I love Indian food but I find travel in India to be way too stressful. I therefore opt for second best following the colonial trade routes through Asia where Indian cultures and foods thrive. Routes along the edge of Malaysia, joining the Straits of Malacca and onto Singapore. Passing trading ports where exchange of spices, cooking and cultures has made a diverse mixing pot for some of the world’s best eating. Indian food in Malaysia (mamak) is authentic, cheap and everywhere – from Little Indias to everyday food courts (Nasi Kandar). Many of my favourite foods come from the tandoor ovens; chicken tikka and tandoori chicken hard to beat. Also the flat breads; roti and naans, then biryani and tasty curry dishes. I dream of these foods. To pick a dish which best symbolizes the uniqueness of eating in the region I would say fish-head curry. A mix of Singapore’s Chinese and Indian food cultures which came about when an Indian chef added fish head to his curry hoping to please Chinese customers. It is a dish worth traversing the world for.
It is hard to talk about food in Asia without mentioning Street food. Cheap, authentic and overall amazing. Western reputation often sees street food as food for people who can’t afford restaurants which is very wrong. Some of the best foods I’ve eaten were sold from street food carts and cost me next to nothing.
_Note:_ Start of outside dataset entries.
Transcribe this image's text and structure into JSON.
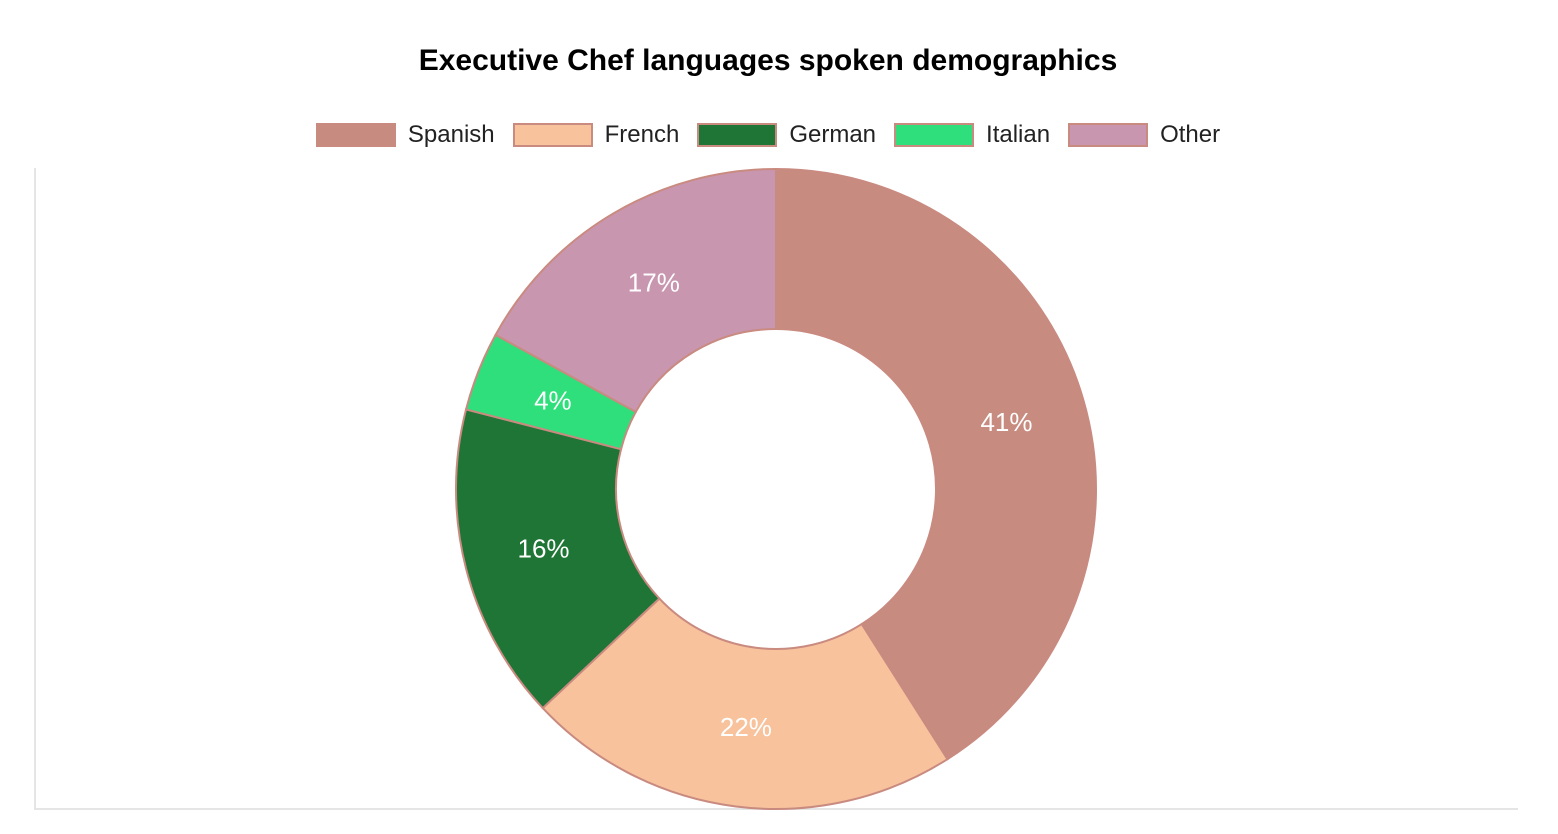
{
  "chart_data": {
    "type": "pie",
    "variant": "doughnut",
    "title": "Executive Chef languages spoken demographics",
    "legend_position": "top",
    "categories": [
      "Spanish",
      "French",
      "German",
      "Italian",
      "Other"
    ],
    "values": [
      41,
      22,
      16,
      4,
      17
    ],
    "data_labels": [
      "41%",
      "22%",
      "16%",
      "4%",
      "17%"
    ],
    "colors": [
      "#c88b80",
      "#f7c29c",
      "#1e7535",
      "#2edf7b",
      "#c996b0"
    ],
    "border_color": "#c98a80"
  }
}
Also street food is very safe despite reputation with travelers suffering from ‘the squirts’. Fact is street food is the easy culprit for blame of Traveller’s Diarrhoea but most of the time it comes from water – ice-cubes, brushing teeth, water washed fruits and salads. With cooked foods you’re fine. In fact I prefer seeing food prepared and cooked in front of me, behind closed doors anything can happen. I have eaten street food on a daily basis for the past 4 years with no problems whatsoever. It is now one of the reasons I can never leave Asia.
There is no better route to local immersion than boozing with locals; and the harder the liquor the quicker you get there. I first found this in Bangkok where I inadvertently gained local street cred for my love of Yaa Dong street liquor a potent concoction only visited by the neighbourhoods motorbike taxis and labourers. I later found the same is true all over Asia. If I see locals boozing roadside I stop to investigate, whether drinking Toddy in Myanmar, Arak in Sri Lanka or Lao-Lao in Laos, I am always befriended with a free shot or two and always buy some back in return. Local liquors often cost next to nothing and a dollar or two could get you well on your way.
Noodle soups always failed to excite me in Southeast Asia, and when in popular soup regions, such as Vietnam, I would continually opt for something more meaty, filling and ultimately less soupy. My obsession for noodles in China therefore took me a little by surprise. I think this is to do with many factors starting with the varieties of noodles in China which I find to be more chewy, good for slurping and surprisingly filling. Next, the toppings where meaty additions of sausage or even chicken drum sticks are often the norm. Add on the pickled long-beans, of which I am now an addict. But what wins in the end is the varieties of broths and the unique hot and numbing flavours of Sichuan peppercorns which are common in noodling in China. So we find a whole new world of noodles on our first visit to China and every time we return is to stumble clueless from one side street noodle shop to the next, pointing to random noodle dishes on menus, and eating whatever lands in our bowls.